Le placement familial a longtemps été connu sous le nom de placement nourricier, la fonction première de la nourrice étant d’allaiter l’enfant confié avec le sien. La disparition du mot « nourricier » indique que l’attente fondamentale à l’égard de la nourrice n’est plus strictement alimentaire et que les enfants confiés peuvent être de grands enfants et non plus seulement des nourrissons. Le terme plus récent de « famille d’accueil » introduit deux perspectives importantes. Tout d’abord, il laisse sous entendre que toute la famille, conjoint et enfant, est impliquée dans le placement. De plus le mot « accueil » définit de façon bien différente le rôle de la mère d’accueil et conduit à repenser sa position et sa place par rapport aux parents de l’enfant, c’est pourquoi on parlera d’assistante maternelle.

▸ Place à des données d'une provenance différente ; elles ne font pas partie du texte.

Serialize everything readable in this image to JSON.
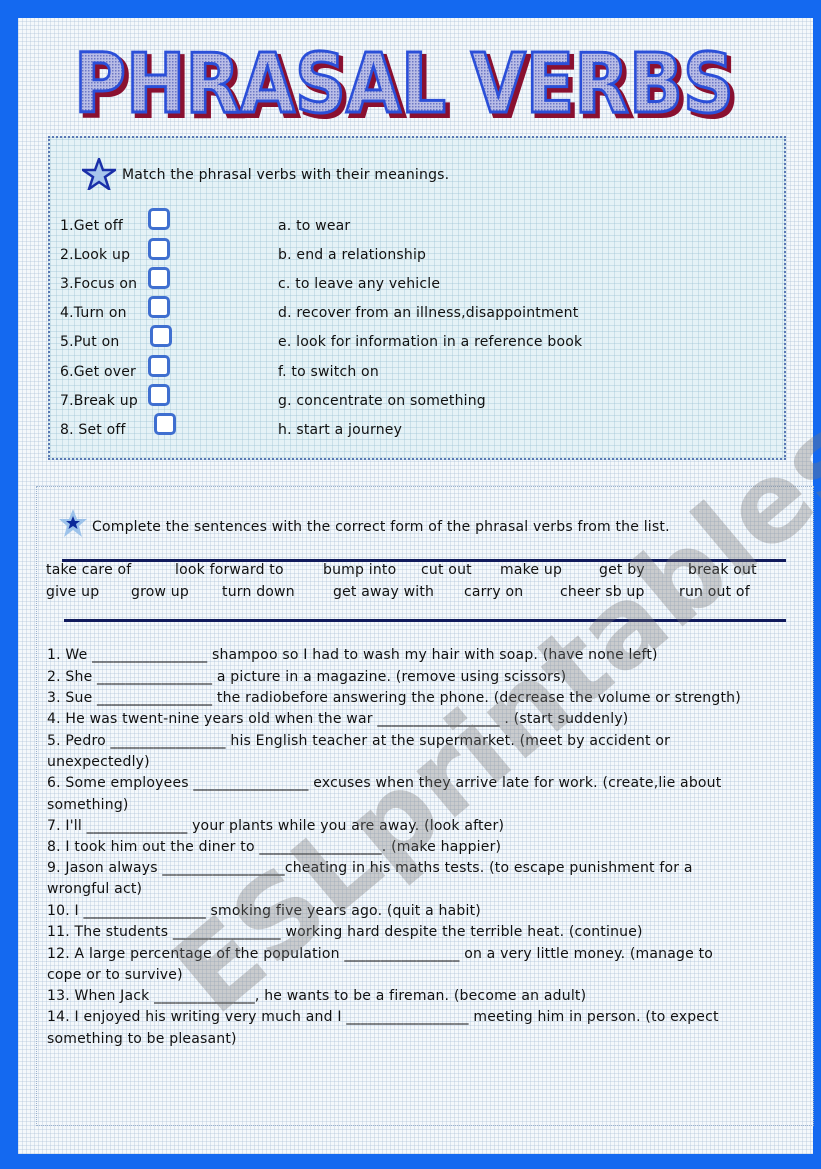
{
  "title": "PHRASAL VERBS",
  "exercise1": {
    "instruction": "Match the phrasal verbs with their meanings.",
    "verbs": [
      "1.Get off",
      "2.Look up",
      "3.Focus on",
      "4.Turn on",
      "5.Put on",
      "6.Get over",
      "7.Break up",
      "8. Set off"
    ],
    "meanings": [
      "a. to wear",
      "b. end a relationship",
      "c. to leave any vehicle",
      "d. recover from an illness,disappointment",
      "e. look for information in a reference book",
      "f. to switch on",
      "g. concentrate on something",
      "h. start a journey"
    ]
  },
  "exercise2": {
    "instruction": "Complete the sentences with the correct form of the phrasal verbs from the list.",
    "word_bank_row1": [
      "take care of",
      "look forward to",
      "bump into",
      "cut out",
      "make up",
      "get by",
      "break out"
    ],
    "word_bank_row2": [
      "give up",
      "grow up",
      "turn down",
      "get away with",
      "carry on",
      "cheer sb up",
      "run out of"
    ],
    "lines": [
      "1. We ________________ shampoo so I had to wash my hair with soap. (have none left)",
      "2. She ________________ a picture in a magazine. (remove using scissors)",
      "3. Sue ________________ the radiobefore answering the phone. (decrease the volume or strength)",
      "4. He was twent-nine years old when the war _________________ . (start suddenly)",
      "5. Pedro ________________ his English teacher at the supermarket. (meet by accident or",
      "unexpectedly)",
      "6. Some employees ________________ excuses when they arrive late for work. (create,lie about",
      "something)",
      "7. I'll ______________ your plants while you are away. (look after)",
      "8. I took him out the diner to _________________. (make happier)",
      "9. Jason always _________________cheating in his maths tests. (to escape punishment for a",
      "wrongful act)",
      "10. I _________________ smoking five years ago. (quit a habit)",
      "11. The students _______________ working hard despite the terrible heat. (continue)",
      "12. A large percentage of the population ________________ on a very little money. (manage to",
      "cope or to survive)",
      "13. When Jack ______________, he wants to be a fireman. (become an adult)",
      "14. I enjoyed his writing very much and I _________________ meeting him in person. (to expect",
      "something to be pleasant)"
    ]
  },
  "watermark": "ESLprintables.com",
  "colors": {
    "frame": "#1469f0",
    "title_fill": "#9aa3d8",
    "title_stroke": "#2b4fd8",
    "title_shadow": "#8a1030",
    "rule": "#101a5c",
    "checkbox": "#3f6fd0"
  }
}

Aujourd’hui, le placement familial est défini comme un accueil permanent d’un enfant de jour comme de nuit pour quelque durée que ce soit, par une famille rémunérée, qui pendant toute la durée du placement assure l’ensemble des soins et l’éducation de l’enfant sans que celui-ci lui appartienne pour autant. La famille d’accueil vient suppléer les parents défaillants dans l’exercice de leur parentalité et tente de palier les troubles de la relation mère/enfant qui peuvent être la source de la séparation. L’enfant placé est donc partagé, divisé entre ses deux familles. Cet élément nous a conduit à nous interroger sur la mise en place de l’Œdipe. En effet cette constellation familiale multiple brise la possibilité d’une structuration triangulaire or nous savons que celle-ci amorce le stade œdipien : l’enfant est toujours situé par rapport à deux instances, la mère et le père. Ces deux pôles doivent permettre à l’enfant de reconnaître la différence des sexes. L’instance paternelle, par la métaphore du Nom du Père, doit venir signifier à l’enfant la nécessité pour lui de se situer hors du champ du désir de sa mère. Cette parole est décisive dans l’avenir de la dialectique œdipienne. Elle permet la reconnaissance de la différence des sexes et parallèlement celle de l’interdit de l’inceste.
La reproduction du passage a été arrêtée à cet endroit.